Evet, bugün de parlamentoda Kürt, Alevi, Ermeni, Süryani ve Ezidi temsilciler var. HDP vasıtasıyla parlamentoda temsil ediliyorlar. Ama durum, İTC’nin Babıali Baskını'yla diktatörlüğünü ilan ettiği sürece benziyor. Parlamento işlevsiz hale getirilmeye çalışılıyor ve parlamentodan atılma, tutuklanma, partilerinin her an kapatılma riski altında vekilliklerini sürdürüyorlar. Kuşkusuz tarih tekerrür değildir. Ama en azından bunun böyle olmadığını anlamak için bile tarih bilincine sahip olmak, geçmişe dönüp bakmak ve dersler çıkarmak gerekiyor. Hafızanın eksik yanını tamamlamak, geçmişte düşülen hataların benzerlerini tekrarlamaktan bizi alıkoyabilir. Belki de şimdi tam böyle bir noktadayız.

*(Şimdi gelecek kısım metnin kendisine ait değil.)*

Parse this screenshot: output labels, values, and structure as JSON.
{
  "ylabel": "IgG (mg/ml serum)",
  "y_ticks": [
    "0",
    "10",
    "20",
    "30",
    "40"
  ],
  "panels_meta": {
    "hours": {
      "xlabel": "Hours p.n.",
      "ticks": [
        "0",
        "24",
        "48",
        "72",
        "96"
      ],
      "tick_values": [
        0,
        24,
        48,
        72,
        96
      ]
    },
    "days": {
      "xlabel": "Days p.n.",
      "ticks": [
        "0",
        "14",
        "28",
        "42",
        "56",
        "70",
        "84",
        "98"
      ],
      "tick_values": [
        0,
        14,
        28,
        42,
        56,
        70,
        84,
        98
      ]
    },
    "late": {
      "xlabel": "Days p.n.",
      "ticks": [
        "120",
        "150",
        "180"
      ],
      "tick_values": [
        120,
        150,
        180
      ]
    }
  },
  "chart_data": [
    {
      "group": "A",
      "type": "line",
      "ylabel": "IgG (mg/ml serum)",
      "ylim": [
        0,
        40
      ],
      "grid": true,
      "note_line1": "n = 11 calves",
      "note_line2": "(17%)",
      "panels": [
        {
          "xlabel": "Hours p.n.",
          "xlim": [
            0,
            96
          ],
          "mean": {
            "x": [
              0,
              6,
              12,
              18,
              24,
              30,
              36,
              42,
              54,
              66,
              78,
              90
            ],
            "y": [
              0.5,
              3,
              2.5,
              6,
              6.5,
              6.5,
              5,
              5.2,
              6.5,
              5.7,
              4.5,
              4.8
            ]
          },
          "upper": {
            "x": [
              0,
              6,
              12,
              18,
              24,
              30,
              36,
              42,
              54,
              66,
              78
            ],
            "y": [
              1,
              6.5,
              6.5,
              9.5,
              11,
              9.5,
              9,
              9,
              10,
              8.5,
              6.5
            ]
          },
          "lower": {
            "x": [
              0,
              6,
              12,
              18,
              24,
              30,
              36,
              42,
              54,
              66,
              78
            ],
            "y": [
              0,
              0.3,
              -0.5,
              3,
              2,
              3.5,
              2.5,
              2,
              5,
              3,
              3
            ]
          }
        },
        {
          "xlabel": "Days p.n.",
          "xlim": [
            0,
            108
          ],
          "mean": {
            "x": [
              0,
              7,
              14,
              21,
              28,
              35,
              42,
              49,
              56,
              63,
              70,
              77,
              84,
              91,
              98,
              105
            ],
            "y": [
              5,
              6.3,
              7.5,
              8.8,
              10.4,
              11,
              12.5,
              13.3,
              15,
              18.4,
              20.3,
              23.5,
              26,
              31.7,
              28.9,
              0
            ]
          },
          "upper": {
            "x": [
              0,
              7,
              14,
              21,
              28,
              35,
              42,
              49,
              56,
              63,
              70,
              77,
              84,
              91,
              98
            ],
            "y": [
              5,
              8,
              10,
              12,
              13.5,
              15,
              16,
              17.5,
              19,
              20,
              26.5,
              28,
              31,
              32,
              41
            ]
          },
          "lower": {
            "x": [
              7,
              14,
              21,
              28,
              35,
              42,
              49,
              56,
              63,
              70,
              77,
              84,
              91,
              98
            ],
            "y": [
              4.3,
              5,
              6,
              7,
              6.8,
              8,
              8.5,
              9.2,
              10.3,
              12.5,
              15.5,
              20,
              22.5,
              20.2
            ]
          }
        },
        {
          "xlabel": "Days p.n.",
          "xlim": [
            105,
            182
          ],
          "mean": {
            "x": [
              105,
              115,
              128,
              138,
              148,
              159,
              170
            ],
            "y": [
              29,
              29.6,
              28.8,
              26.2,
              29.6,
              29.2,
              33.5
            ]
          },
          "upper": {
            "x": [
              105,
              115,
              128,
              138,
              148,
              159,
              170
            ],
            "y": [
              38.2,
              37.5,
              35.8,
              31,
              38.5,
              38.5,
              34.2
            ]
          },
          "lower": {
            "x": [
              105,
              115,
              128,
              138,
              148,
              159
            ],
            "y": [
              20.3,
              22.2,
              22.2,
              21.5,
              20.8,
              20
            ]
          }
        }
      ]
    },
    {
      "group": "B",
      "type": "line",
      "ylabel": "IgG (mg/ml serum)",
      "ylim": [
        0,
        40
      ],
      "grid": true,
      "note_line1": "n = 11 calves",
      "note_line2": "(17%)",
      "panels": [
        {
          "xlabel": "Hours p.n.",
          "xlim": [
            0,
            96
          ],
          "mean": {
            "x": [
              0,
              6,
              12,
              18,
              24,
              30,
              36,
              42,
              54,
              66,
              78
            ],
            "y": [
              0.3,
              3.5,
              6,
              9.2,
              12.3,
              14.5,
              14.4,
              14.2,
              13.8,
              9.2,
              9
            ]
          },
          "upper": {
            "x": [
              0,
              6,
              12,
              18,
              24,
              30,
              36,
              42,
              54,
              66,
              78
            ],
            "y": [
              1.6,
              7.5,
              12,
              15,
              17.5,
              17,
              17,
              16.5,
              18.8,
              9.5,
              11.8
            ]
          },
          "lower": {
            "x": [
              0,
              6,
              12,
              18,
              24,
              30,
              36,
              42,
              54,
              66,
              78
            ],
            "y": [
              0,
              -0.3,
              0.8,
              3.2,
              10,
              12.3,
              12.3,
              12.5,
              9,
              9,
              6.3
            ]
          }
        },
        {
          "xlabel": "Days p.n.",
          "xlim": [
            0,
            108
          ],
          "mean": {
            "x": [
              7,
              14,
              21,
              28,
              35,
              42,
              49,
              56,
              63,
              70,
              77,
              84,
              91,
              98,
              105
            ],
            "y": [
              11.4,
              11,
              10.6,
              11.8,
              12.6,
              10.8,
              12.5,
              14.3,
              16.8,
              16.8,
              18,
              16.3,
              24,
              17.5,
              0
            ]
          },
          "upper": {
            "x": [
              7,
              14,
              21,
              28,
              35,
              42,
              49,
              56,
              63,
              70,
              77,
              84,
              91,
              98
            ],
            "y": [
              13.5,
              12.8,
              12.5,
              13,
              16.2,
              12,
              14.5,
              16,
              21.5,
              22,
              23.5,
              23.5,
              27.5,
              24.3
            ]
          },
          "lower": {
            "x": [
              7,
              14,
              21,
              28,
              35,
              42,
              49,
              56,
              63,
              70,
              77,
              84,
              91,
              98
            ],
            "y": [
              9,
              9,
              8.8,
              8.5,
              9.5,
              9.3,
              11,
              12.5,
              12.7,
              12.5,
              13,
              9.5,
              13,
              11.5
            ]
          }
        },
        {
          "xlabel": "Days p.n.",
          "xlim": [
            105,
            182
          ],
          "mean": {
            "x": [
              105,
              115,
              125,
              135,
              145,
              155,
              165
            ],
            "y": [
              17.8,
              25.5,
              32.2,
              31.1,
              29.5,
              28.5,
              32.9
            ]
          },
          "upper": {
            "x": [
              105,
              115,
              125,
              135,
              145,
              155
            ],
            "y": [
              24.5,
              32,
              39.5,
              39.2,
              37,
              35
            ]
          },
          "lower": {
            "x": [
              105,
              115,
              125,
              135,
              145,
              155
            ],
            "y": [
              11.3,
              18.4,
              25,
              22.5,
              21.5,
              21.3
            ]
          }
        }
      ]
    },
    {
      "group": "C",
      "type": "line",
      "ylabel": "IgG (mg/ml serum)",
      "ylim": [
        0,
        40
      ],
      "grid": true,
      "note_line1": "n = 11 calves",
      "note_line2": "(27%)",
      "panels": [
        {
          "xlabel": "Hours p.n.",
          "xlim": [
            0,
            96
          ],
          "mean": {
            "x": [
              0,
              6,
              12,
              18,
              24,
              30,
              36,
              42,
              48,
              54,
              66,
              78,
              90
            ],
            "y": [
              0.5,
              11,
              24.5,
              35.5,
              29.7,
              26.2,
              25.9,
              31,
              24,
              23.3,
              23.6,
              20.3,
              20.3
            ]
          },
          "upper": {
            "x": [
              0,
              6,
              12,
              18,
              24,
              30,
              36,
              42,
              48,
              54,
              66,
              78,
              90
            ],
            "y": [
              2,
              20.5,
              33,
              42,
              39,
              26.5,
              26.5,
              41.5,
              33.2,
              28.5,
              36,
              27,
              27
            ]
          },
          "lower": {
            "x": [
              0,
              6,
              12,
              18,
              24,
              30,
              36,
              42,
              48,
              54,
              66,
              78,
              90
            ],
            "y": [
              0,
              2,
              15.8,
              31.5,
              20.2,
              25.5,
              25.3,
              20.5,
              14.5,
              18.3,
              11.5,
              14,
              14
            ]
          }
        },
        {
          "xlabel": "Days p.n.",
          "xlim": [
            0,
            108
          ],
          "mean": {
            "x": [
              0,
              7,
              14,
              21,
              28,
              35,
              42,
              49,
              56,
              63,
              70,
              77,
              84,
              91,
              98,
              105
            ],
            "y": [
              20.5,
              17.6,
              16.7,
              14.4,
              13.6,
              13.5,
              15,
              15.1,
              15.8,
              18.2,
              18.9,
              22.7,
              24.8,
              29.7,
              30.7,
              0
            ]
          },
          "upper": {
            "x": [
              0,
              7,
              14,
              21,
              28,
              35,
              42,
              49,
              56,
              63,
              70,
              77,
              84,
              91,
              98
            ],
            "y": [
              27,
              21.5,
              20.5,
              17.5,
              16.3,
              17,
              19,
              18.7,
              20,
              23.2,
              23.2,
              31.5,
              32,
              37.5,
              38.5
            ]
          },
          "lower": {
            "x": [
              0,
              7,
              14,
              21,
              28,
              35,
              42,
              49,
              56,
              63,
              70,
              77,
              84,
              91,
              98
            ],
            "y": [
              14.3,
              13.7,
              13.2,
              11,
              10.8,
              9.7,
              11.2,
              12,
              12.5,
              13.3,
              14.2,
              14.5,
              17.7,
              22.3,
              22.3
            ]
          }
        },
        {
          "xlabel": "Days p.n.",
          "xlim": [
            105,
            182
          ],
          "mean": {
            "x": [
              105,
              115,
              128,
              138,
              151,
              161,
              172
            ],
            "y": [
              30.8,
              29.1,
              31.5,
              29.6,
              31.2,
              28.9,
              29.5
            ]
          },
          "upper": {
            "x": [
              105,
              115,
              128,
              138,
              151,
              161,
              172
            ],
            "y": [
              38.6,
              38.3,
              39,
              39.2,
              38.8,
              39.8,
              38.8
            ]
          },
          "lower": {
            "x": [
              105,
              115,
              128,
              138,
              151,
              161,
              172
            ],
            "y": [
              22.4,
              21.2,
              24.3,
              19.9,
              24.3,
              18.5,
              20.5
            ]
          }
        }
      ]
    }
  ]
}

''SAKLI TARİHİN İZİNDE'DEN BİR BELGESEL FİLM ÇIKARTMAYI PLANLIYORUM'
Hazırladığınız yeni bir çalışma var mı? Günleriniz nasıl geçiyor?
'Paramaz' kitabımdan yola çıkarak "RED" isimli bir belgesel film yapmıştım. Yabancısı olduğum bir alandı ama film düşe kalka bitti ve birçok yerde gösterildi. Bence hiç de fena olmadı. Pandemi nedeniyle gösterimler aksadı ama yeniden programlar yapacağız. Yeni kitabım 'Saklı Tarihin İzinde'den de bir belgesel film çıkartmayı planlıyorum. Bana bu konularda sonsuz bilgi ve ilham veren Beyrut’a önümüzdeki süreçte yeniden gitmek niyetindeyim. Öte yandan “Babıali Baskını” gibi bir şey olmadı ama memleket bıçak sırtında! Yine de umutlu olmak için çok nedenimiz var. Enseyi karartmamak gerekli.